In a much anticipated battle (no, not Batman vs Superman) a jury found that Google didn’t violate Oracle’s copyright with its Android operating system – ending the $9 billion lawsuit that had the whole tech industry on edge.
The Google vs Oracle dispute revolves around Oracle’s Java API packages. These packages were made available to software developers through a license. Google incorporated 37 of these API packages in its Android operating system without a license from Oracle.
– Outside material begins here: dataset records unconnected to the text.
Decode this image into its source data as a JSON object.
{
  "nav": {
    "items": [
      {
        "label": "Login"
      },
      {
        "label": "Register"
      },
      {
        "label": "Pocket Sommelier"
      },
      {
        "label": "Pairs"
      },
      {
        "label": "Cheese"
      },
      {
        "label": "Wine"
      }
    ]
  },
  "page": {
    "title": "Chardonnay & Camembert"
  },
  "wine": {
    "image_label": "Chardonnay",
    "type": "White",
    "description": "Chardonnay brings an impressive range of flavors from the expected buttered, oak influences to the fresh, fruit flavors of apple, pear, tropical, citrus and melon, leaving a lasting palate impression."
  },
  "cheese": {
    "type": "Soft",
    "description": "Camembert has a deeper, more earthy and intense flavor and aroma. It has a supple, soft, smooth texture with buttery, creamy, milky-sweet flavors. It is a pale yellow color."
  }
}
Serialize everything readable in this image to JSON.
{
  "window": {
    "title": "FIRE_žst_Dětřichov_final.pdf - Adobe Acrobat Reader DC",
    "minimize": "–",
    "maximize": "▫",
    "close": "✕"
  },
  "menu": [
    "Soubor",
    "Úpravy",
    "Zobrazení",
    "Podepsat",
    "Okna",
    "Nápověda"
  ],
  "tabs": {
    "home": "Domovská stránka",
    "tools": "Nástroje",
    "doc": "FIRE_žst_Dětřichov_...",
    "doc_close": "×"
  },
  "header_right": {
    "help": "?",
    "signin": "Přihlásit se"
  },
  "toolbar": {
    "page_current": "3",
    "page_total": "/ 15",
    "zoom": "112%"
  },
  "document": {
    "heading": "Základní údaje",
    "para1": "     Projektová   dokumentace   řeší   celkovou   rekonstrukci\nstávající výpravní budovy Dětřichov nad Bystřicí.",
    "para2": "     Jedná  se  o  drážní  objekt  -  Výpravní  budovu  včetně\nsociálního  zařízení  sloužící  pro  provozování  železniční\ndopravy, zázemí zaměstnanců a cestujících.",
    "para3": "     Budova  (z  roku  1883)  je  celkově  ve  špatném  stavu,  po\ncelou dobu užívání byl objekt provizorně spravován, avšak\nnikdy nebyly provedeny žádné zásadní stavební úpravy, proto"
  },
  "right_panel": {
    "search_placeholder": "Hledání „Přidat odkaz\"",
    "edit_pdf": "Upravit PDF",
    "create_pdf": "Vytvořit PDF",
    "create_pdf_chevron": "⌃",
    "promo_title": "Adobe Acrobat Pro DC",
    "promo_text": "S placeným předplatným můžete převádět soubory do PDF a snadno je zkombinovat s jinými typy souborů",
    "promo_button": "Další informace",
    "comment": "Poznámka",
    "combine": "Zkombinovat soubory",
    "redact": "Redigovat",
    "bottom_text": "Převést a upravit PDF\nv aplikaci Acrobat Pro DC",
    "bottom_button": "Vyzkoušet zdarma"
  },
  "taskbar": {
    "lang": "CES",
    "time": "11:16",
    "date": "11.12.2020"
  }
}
Hence, the copyright infringement suit followed in 2010. The outcome of this case will have far-reaching implications not just for Google but for software development in general.
The court fight hinged in large part on archived emails sent by Android founder Andy Rubin, who continued to develop the operating system after it was acquired by Google in 2005. In one email, unearthed through the legal discovery process, Rubin seems to criticize another company’s decision to build on top of Java’s API, which was owned by Sun Microsystems at the time. “Wish them luck,” Rubin wrote in the email. “Java.lang.apis are copyrighted. and Sun gets to say who they license the tck to.”
“We’re grateful for the jury’s verdict,” said Google lead lawyer Robert Van Nest before getting into the elevator with Google’s in-house lawyers. “That’s it.” Oracle attorneys had no comment.
Google said in a statement that its victory was good for everybody. “Today’s verdict that Android makes fair use of Java APIs represents a win for the Android ecosystem, for the Java programming community, and for software developers who rely on open and free programming languages to build innovative consumer products,” a Google spokesperson said via e-mail.
“We strongly believe that Google developed Android by illegally copying core Java technology to rush into the mobile device market. Oracle brought this lawsuit to put a stop to Google’s illegal behavior. We believe there are numerous grounds for appeal and we plan to bring this case back to the Federal Circuit on appeal,” Dorian Daley, Oracle’s general counsel, said in a statement.